Producers love Vermentino because it retains acidity in warmer climates. The best wines have real depth, complexity and an ability to age. In cooler regions the wine are crisp and mineral with lemon peel and dried herbs, and in warmer climates they take on a power and richness with peach fruits. Or sometimes a lovely combination of the two.
Cannonau tends to be soft and gentle, with ripe strawberry fruits, and sometimes a little spice, perfect with stews and roasts. Corsican Nielluccio is distinctive, usually savoury and herbal with piquant fruits. The E Croce red featured here is amongst the finest I have ever tasted.
The wines here are hardly mainstream, but I would urge you to go out and try them. While they may be expensive, you will be drinking part of a unique living history.
Bantu Cannonau di Sardinia 2017, Poderi Jerzu
13.5%, €20
A very seductive wine with soft sweet ripe strawberry and red cherry fruits, with a nicely rounded herby finish.
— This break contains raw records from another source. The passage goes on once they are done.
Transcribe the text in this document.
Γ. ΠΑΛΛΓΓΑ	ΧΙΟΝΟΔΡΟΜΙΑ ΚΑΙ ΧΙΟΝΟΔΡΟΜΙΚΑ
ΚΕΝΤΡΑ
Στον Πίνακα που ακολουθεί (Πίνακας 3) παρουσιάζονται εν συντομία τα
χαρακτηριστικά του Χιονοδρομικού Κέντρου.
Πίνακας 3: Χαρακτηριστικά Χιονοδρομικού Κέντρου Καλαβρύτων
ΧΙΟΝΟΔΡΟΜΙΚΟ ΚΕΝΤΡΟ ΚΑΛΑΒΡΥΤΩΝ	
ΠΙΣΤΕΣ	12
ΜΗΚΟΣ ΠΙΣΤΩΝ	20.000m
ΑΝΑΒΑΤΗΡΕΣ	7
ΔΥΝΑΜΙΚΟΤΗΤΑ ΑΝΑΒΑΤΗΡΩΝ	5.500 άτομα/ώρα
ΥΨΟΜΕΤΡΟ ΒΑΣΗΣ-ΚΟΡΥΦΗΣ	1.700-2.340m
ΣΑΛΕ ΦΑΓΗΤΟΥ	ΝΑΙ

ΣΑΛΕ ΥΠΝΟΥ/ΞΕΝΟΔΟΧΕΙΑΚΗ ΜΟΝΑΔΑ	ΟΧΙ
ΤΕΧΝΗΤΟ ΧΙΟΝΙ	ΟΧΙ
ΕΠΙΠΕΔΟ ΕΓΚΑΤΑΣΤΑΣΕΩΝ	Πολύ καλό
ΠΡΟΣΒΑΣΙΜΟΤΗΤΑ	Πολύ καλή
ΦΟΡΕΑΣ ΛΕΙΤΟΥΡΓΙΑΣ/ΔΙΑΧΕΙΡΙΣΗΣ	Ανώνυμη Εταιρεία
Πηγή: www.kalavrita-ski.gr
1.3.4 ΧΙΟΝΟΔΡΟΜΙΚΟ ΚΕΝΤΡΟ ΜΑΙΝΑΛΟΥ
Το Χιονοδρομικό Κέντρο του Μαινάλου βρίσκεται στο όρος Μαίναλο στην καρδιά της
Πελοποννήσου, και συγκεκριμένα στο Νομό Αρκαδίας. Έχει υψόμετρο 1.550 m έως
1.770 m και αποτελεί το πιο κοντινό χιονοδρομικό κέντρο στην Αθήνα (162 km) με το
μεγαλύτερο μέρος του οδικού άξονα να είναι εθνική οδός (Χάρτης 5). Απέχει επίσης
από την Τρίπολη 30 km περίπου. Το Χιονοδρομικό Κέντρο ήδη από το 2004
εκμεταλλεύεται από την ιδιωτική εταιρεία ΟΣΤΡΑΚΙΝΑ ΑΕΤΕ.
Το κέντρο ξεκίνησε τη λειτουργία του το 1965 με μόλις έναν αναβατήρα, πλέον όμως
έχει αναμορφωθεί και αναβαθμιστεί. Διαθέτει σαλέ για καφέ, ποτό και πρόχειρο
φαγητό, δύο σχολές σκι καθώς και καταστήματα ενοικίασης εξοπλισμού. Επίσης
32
Try it with grilled lamb with thyme and oregano.
From: Barnhill Stores, Dalkey, barnhillstores.ie; Bradleys Off-licence, Cork, bradleysofflicence.ie; Blackrock Cellar, Blackrock, blackrockcellar.com; Redmonds, Dublin 6, redmonds.ie; Sweeneys, Dublin 3, sweeneysd3.ie; Jus de Vine, Portmarnock, jusdevine.ie; Wineonline.ie.
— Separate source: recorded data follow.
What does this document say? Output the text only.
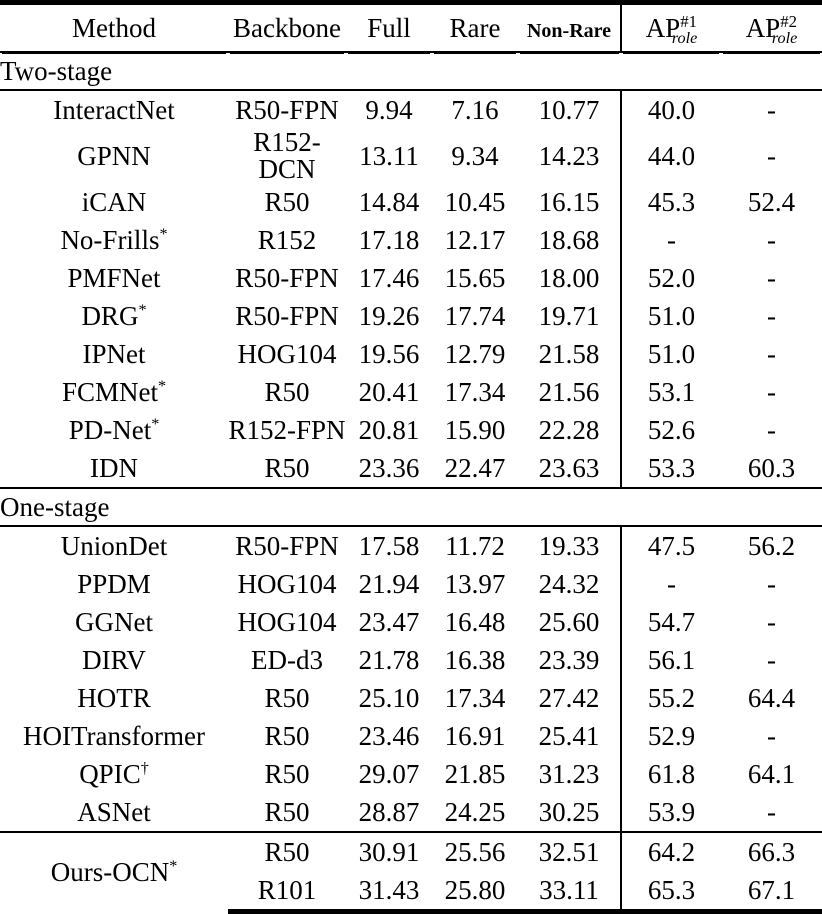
Method	Backbone	Full	Rare	Non-Rare	$AP^{\#1}_{role}$	$AP^{\#2}_{role}$
Two-stage						
InteractNet	R50-FPN	9.94	7.16	10.77	40.0	-
GPNN	R152-DCN	13.11	9.34	14.23	44.0	-
iCAN	R50	14.84	10.45	16.15	45.3	52.4
No-Frills*	R152	17.18	12.17	18.68	-	-
PMFNet	R50-FPN	17.46	15.65	18.00	52.0	-
DRG*	R50-FPN	19.26	17.74	19.71	51.0	-
IPNet	HOG104	19.56	12.79	21.58	51.0	-
FCMNet*	R50	20.41	17.34	21.56	53.1	-
PD-Net*	R152-FPN	20.81	15.90	22.28	52.6	-
IDN	R50	23.36	22.47	23.63	53.3	60.3
One-stage						
UnionDet	R50-FPN	17.58	11.72	19.33	47.5	56.2
PPDM	HOG104	21.94	13.97	24.32	-	-
GGNet	HOG104	23.47	16.48	25.60	54.7	-
DIRV	ED-d3	21.78	16.38	23.39	56.1	-
HOTR	R50	25.10	17.34	27.42	55.2	64.4
HOITransformer	R50	23.46	16.91	25.41	52.9	-
QPIC†	R50	29.07	21.85	31.23	61.8	64.1
ASNet	R50	28.87	24.25	30.25	53.9	-
Ours-OCN*	R50	30.91	25.56	32.51	64.2	66.3
	R101	31.43	25.80	33.11	65.3	67.1
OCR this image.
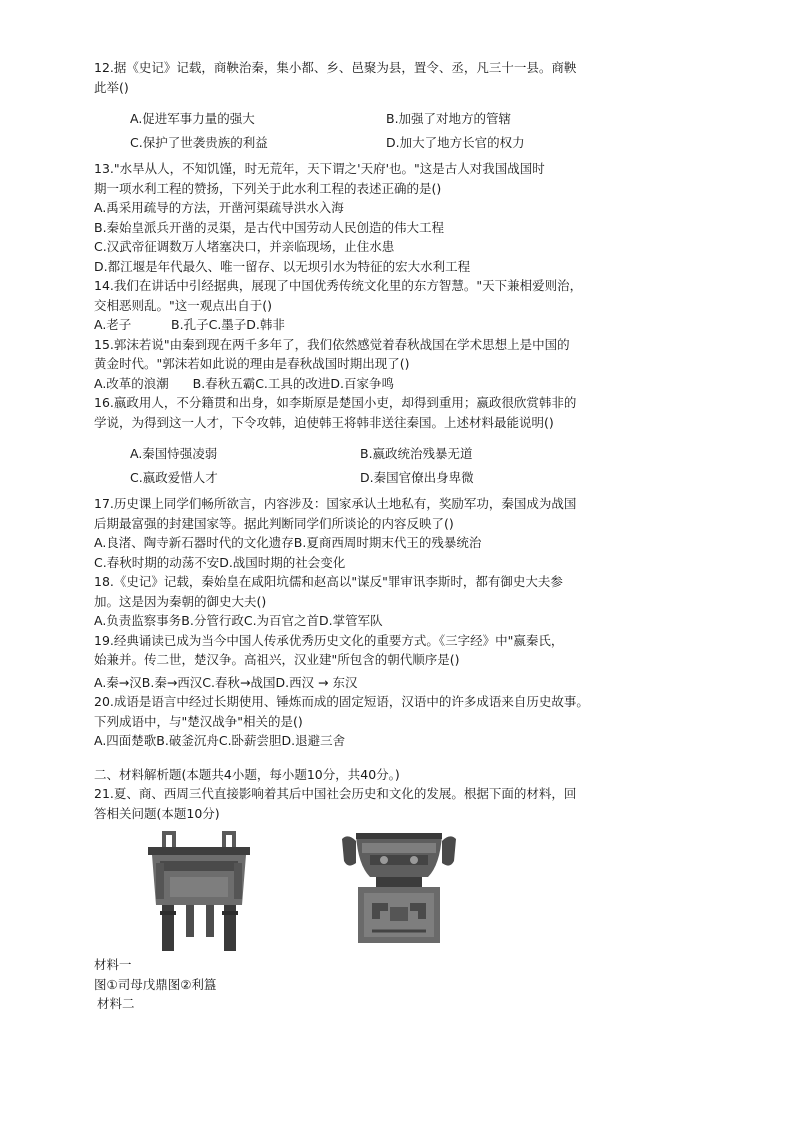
12.据《史记》记载，商鞅治秦，集小都、乡、邑聚为县，置令、丞，凡三十一县。商鞅
此举()
A.促进军事力量的强大	B.加强了对地方的管辖
C.保护了世袭贵族的利益	D.加大了地方长官的权力
13."水旱从人，不知饥馑，时无荒年，天下谓之'天府'也。"这是古人对我国战国时
期一项水利工程的赞扬，下列关于此水利工程的表述正确的是()
A.禹采用疏导的方法，开凿河渠疏导洪水入海
B.秦始皇派兵开凿的灵渠，是古代中国劳动人民创造的伟大工程
C.汉武帝征调数万人堵塞决口，并亲临现场，止住水患
D.都江堰是年代最久、唯一留存、以无坝引水为特征的宏大水利工程
14.我们在讲话中引经据典，展现了中国优秀传统文化里的东方智慧。"天下兼相爱则治，
交相恶则乱。"这一观点出自于()
A.老子          B.孔子C.墨子D.韩非
15.郭沫若说"由秦到现在两千多年了，我们依然感觉着春秋战国在学术思想上是中国的
黄金时代。"郭沫若如此说的理由是春秋战国时期出现了()
A.改革的浪潮      B.春秋五霸C.工具的改进D.百家争鸣
16.嬴政用人，不分籍贯和出身，如李斯原是楚国小吏，却得到重用；嬴政很欣赏韩非的
学说，为得到这一人才，下令攻韩，迫使韩王将韩非送往秦国。上述材料最能说明()
A.秦国恃强凌弱	B.嬴政统治残暴无道
C.嬴政爱惜人才	D.秦国官僚出身卑微
17.历史课上同学们畅所欲言，内容涉及：国家承认土地私有，奖励军功，秦国成为战国
后期最富强的封建国家等。据此判断同学们所谈论的内容反映了()
A.良渚、陶寺新石器时代的文化遗存B.夏商西周时期末代王的残暴统治
C.春秋时期的动荡不安D.战国时期的社会变化
18.《史记》记载，秦始皇在咸阳坑儒和赵高以"谋反"罪审讯李斯时，都有御史大夫参
加。这是因为秦朝的御史大夫()
A.负责监察事务B.分管行政C.为百官之首D.掌管军队
19.经典诵读已成为当今中国人传承优秀历史文化的重要方式。《三字经》中"嬴秦氏，
始兼并。传二世，楚汉争。高祖兴，汉业建"所包含的朝代顺序是()
A.秦→汉B.秦→西汉C.春秋→战国D.西汉 → 东汉
20.成语是语言中经过长期使用、锤炼而成的固定短语，汉语中的许多成语来自历史故事。
下列成语中，与"楚汉战争"相关的是()
A.四面楚歌B.破釜沉舟C.卧薪尝胆D.退避三舍
二、材料解析题(本题共4小题，每小题10分，共40分。)
21.夏、商、西周三代直接影响着其后中国社会历史和文化的发展。根据下面的材料，回
答相关问题(本题10分)
材料一
图①司母戊鼎图②利簋
材料二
Vermentino di Sardegna 2019 Antonella Corda
14%, €25.99
A very delicious, rich, full-bodied wine with lavish peach and apricot fruits tinged with herbal notes. Drink it with a roast organic chicken.
From: Redmonds, Dublin 6; redmonds.ie; Jus de Vine, Portmarnock, jusdevine.ie; Clontarf Wines, D3, Clontarfwines.ie; The Corkscrew, Dublin 2, thecorkscrew.ie; Blackrock Cellar, Blackrock, blackrockcellar.com; Ely Wine Store, Maynooth; elywinebar.ie; Wineonline.ie
E Croce Patrimonio Blanc 2018, Yves Leccia, Corsica
13.5%, €38
Sophisticated clean pure elegant stone fruits with a very fine acidity and a lovely hint of honey. Lightly textured and full of flavour. Try it with pan-fried brill.
From: 64wine, Glasthule, 64wine.com; SIYPS.com.
E Croce Patrimonio Rouge 2016, Yves Leccia, Corsica
13.5%, €35
A wine of wonderful elegance, complexity and style; warm, ripe cooked red cherry fruits, so silky and smooth with well-integrated drying tannins on the lengthy finish. Roast duck or pork would be ideal with this.
From: 64wine, Glasthule, 64wine.com; SIYPS.com.